Fan Hui-Ning, Zhu Pei, Lu Yun-Min, Guo Jing-Hui, Zhang Jing, Qu Guo-Qiang, Zhu Jin-Shui
Department of Gastroenterology, Shanghai Jiao Tong University Affiliated Sixth People's Hospital, Shanghai, 200233, China.
Department of Gastroenterology, Shanghai University of Medicine and Health Sciences Affiliated Sixth People's Hospital East Campus, Shanghai, 201306, China.
Microb Pathog. 2020 May;142:104104. doi: 10.1016/j.micpath.2020.104104. Epub 2020 Feb 28.

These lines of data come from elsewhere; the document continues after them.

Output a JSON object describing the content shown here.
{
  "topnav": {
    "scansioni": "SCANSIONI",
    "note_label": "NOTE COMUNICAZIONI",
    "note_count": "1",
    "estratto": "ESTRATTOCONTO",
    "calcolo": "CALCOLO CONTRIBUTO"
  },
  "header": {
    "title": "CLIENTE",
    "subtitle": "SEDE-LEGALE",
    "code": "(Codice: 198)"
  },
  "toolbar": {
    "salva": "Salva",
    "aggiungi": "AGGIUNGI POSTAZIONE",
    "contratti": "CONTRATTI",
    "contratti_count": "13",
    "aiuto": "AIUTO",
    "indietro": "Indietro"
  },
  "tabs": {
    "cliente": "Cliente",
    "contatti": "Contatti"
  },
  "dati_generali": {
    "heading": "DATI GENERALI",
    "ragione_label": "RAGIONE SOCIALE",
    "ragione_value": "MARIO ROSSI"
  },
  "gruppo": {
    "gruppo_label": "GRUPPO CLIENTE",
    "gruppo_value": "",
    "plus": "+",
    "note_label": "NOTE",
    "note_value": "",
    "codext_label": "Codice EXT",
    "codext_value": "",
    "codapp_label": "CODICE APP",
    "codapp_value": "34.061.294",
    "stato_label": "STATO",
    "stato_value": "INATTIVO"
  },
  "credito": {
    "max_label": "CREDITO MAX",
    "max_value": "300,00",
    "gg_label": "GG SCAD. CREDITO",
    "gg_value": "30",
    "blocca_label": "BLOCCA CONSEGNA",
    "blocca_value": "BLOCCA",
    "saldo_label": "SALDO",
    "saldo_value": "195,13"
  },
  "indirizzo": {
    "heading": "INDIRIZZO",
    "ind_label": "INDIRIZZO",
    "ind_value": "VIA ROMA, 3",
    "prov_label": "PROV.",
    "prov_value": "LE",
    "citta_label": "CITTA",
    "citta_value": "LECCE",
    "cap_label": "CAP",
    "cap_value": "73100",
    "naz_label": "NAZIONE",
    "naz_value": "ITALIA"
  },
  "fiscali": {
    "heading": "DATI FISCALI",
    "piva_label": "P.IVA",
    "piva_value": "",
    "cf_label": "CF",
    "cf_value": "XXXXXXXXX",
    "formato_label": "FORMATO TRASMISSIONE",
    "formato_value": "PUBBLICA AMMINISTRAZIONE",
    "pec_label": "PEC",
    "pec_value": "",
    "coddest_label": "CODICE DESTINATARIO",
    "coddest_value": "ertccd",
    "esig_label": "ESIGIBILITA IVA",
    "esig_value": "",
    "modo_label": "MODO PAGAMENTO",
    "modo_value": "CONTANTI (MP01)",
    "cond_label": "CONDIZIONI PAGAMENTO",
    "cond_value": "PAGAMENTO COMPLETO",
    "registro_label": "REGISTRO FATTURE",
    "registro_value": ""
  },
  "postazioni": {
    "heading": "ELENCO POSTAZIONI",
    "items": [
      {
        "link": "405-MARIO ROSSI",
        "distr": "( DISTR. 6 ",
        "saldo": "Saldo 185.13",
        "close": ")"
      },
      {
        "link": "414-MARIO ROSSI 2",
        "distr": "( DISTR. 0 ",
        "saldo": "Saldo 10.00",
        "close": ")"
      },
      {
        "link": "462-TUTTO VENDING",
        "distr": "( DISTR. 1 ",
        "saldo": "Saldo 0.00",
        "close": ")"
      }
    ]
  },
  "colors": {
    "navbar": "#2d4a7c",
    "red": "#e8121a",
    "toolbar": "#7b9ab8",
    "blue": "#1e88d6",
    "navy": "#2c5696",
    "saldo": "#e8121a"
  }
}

Patients with inflammation in the terminal ileum have high morbidity. In genetically susceptible hosts, chronic intestinal inflammation targeting the resident intestinal microbiota develops, but the microbial signature of the terminal ileum is poorly studied. To improve understanding of the mechanisms underlying the high prevalence of terminal ileum inflammation, we used 16S rRNA sequencing to analyse the mucosa-associated microbiota of the terminal ileum under intestinal homeostasis and inflammation conditions. Mucosal biopsy is the most commonly used sampling technique for assessing microbial communities associated with the intestinal mucosa. Thirty patients (15 with terminal ileum inflammation and 15 controls) underwent colonoscopy and biopsies were taken from the terminal ileum. Diagnosis depended on a combination of endoscopic and histological factors. To determine the composition and diversity of the microbiota, the 16S rRNA was analysed, and a variety of bioinformatics analyses were performed. Among the patients, composition analysis showed that the most abundant phyla identified in the terminal ileum samples were Fusobacteria, Proteobacteria, Firmicutes, Bacteroidetes, and Actinobacteria. At the phylum level, the relative proportion of Bacteroidetes was lower in patients with inflammation than in control patients. In addition, there was an increase in the abundance of the phyla Proteobacteria and Lentisphaerae in patients with inflammation. The abundances of the dominant microbes in the terminal ileum were not significantly different between patients in an inflammatory state and controls. These results confirm that partial dysbiosis of the intestinal mucosa-associated microbiota composition is associated with terminal ileum inflammation.
回肠末端炎症患者的发病率较高。在基因易感宿主中,针对肠道常驻微生物群的慢性肠道炎症会发生,但回肠末端的微生物特征研究较少。为了更好地理解回肠末端炎症高发病率的潜在机制,我们使用16S rRNA测序技术分析了肠道稳态和炎症条件下回肠末端黏膜相关微生物群。黏膜活检是评估与肠道黏膜相关的微生物群落最常用的采样技术。30例患者(15例回肠末端炎症患者和15例对照)接受了结肠镜检查,并从回肠末端取了活检组织。诊断取决于内镜和组织学因素的综合判断。为了确定微生物群的组成和多样性,对16S rRNA进行了分析,并进行了各种生物信息学分析。在患者中,组成分析表明,回肠末端样本中鉴定出的最丰富的菌门是梭杆菌门、变形菌门、厚壁菌门、拟杆菌门和放线菌门。在菌门水平上,炎症患者中拟杆菌门的相对比例低于对照患者。此外,炎症患者中变形菌门和浮霉菌门的丰度增加。处于炎症状态的患者和对照患者回肠末端优势微生物的丰度没有显著差异。这些结果证实,肠道黏膜相关微生物群组成的部分失调与回肠末端炎症有关。